A friend of mine, a colonel in the Air Force, was given the unenviable task of writing the Roswell report in the mid-1980s. His charge was to interview all remaining individuals who allegedly witnessed the crash of a UFO had a ranch outside of Roswell, as well as descendants of those individuals. His report was exhaustive, and well done. It was a fitting tribute to his twenty-nine years in the service of his country and the United States Air Force. Conspiracy theorists immediately debunked the report as government propaganda, and evidence that the government was in fact covering up the Roswell UFO sighting and the aliens that they recovered.

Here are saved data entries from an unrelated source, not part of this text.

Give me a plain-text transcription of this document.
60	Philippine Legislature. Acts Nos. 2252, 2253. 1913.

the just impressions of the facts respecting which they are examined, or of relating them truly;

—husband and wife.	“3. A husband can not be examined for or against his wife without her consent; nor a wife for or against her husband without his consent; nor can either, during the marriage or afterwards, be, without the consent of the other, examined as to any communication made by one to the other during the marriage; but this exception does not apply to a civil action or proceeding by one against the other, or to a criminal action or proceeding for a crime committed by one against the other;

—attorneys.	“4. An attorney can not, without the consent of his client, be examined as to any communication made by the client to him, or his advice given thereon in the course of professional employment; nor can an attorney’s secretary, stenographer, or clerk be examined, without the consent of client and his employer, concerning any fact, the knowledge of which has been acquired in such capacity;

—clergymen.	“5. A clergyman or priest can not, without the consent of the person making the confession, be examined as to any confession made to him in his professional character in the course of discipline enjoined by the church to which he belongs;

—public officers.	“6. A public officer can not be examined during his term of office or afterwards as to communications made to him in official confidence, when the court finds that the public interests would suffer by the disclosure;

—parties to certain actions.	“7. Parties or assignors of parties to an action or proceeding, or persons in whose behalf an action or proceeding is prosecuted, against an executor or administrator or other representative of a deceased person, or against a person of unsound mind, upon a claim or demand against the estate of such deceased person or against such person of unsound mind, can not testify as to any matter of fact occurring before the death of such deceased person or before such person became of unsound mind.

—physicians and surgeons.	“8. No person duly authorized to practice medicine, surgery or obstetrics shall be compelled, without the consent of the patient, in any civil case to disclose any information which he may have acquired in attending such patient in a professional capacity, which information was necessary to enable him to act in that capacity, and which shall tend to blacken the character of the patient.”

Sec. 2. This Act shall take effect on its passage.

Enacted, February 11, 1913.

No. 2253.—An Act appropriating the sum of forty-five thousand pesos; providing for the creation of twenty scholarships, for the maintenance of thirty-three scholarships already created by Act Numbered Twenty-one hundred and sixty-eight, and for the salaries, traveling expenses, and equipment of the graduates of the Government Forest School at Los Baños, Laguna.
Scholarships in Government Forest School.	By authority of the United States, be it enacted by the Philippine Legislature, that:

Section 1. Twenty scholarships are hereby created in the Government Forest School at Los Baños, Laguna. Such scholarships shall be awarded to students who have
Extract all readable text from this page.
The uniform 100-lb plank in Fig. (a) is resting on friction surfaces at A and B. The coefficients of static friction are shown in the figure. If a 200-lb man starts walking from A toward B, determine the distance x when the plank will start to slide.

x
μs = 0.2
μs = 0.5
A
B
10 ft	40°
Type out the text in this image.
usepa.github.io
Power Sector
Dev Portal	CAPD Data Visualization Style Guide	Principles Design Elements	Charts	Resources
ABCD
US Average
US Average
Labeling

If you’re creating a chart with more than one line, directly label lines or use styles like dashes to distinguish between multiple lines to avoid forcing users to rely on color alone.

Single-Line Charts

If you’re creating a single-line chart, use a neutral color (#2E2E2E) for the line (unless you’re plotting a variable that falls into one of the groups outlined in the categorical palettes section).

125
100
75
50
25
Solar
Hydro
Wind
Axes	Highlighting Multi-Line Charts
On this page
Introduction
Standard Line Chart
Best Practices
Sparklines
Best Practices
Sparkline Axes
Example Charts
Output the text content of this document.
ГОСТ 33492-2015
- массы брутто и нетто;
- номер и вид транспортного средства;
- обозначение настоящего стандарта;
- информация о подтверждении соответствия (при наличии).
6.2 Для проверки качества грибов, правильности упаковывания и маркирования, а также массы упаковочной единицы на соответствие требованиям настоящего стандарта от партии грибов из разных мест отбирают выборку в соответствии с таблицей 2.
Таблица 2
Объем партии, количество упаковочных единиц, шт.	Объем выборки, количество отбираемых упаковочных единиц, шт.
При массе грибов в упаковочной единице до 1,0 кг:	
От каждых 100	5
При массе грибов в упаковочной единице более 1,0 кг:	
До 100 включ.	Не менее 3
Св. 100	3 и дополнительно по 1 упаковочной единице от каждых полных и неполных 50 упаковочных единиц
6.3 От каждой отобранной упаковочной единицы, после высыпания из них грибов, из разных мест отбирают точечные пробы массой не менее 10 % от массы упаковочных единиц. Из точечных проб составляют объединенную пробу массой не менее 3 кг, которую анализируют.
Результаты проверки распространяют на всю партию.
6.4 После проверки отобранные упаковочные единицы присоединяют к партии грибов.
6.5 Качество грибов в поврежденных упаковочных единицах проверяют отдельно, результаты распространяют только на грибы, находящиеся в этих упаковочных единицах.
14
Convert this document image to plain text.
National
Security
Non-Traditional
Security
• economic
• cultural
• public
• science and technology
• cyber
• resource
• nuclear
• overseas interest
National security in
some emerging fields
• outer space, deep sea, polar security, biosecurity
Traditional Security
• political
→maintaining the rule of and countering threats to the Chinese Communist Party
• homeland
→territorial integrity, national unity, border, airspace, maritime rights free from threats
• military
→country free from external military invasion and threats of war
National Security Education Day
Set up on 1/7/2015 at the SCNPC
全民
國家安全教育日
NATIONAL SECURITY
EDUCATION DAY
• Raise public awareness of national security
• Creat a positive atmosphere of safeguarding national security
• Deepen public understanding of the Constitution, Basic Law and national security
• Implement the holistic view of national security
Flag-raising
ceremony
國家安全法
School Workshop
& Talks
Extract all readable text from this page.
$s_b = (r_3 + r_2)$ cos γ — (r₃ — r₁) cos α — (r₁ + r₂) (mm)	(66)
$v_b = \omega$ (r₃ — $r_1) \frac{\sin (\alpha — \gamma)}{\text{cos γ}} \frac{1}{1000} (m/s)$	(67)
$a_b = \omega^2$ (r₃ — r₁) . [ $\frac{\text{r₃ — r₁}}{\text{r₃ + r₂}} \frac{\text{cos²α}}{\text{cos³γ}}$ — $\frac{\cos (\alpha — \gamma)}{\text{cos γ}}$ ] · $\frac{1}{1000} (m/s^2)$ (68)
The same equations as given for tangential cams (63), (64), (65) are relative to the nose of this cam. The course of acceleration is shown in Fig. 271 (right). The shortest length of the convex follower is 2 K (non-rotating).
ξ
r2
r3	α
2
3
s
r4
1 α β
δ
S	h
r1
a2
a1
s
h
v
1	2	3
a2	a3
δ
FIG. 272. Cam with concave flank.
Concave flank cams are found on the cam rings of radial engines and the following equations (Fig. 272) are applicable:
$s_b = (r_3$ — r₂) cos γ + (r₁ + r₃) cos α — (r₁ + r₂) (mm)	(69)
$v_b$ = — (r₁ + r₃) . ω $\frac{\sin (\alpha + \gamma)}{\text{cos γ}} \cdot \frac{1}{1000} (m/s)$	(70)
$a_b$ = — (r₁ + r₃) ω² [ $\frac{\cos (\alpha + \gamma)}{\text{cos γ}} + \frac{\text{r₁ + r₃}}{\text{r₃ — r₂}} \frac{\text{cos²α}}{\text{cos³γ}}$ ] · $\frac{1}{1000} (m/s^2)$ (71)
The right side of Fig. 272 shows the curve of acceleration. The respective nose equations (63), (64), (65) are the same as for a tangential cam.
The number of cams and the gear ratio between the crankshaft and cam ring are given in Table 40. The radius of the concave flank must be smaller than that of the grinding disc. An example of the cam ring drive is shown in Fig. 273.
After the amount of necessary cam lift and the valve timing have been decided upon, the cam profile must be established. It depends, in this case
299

Another good friend, a government lawyer, was a very junior member of the Warren Commission, the group charged with investigating the events surrounding that terrible day in November 1963, when John F. Kennedy was assassinated. I asked my lawyer friend, in passing, if there was anything in the files being withheld from the public that would change the perception, or the reality about Lee Harvey Oswald being the lone assassin. He answered that in his opinion, there was nothing in the classified files that would make much difference. He commented that conspiracy people, those with an ax to grind, and those having an agenda, would always claim that it was a conspiracy, that the Russians did it, that the CIA did it, that the FBI did it, that the Mafia did it, or my personal favorite, that the Cubans did it.
Now we had a chance to see whether my friend is correct: whether there is something of a smoking gun in these last few documents that are going to be released in the next few months.
I have put my paranoia aside, and reduced my skeptical level to almost zero, and hope (perhaps hopelessly) that the release of the remaining JFK assassination documents will quiet the extreme notions that exist about the assassination itself and responsibility for killing the president. Almost all of the players are dead now. Whatever was said and done during that terrible time, and was held as classified, needs to see the light of day. We owe it to the legacy of a great president.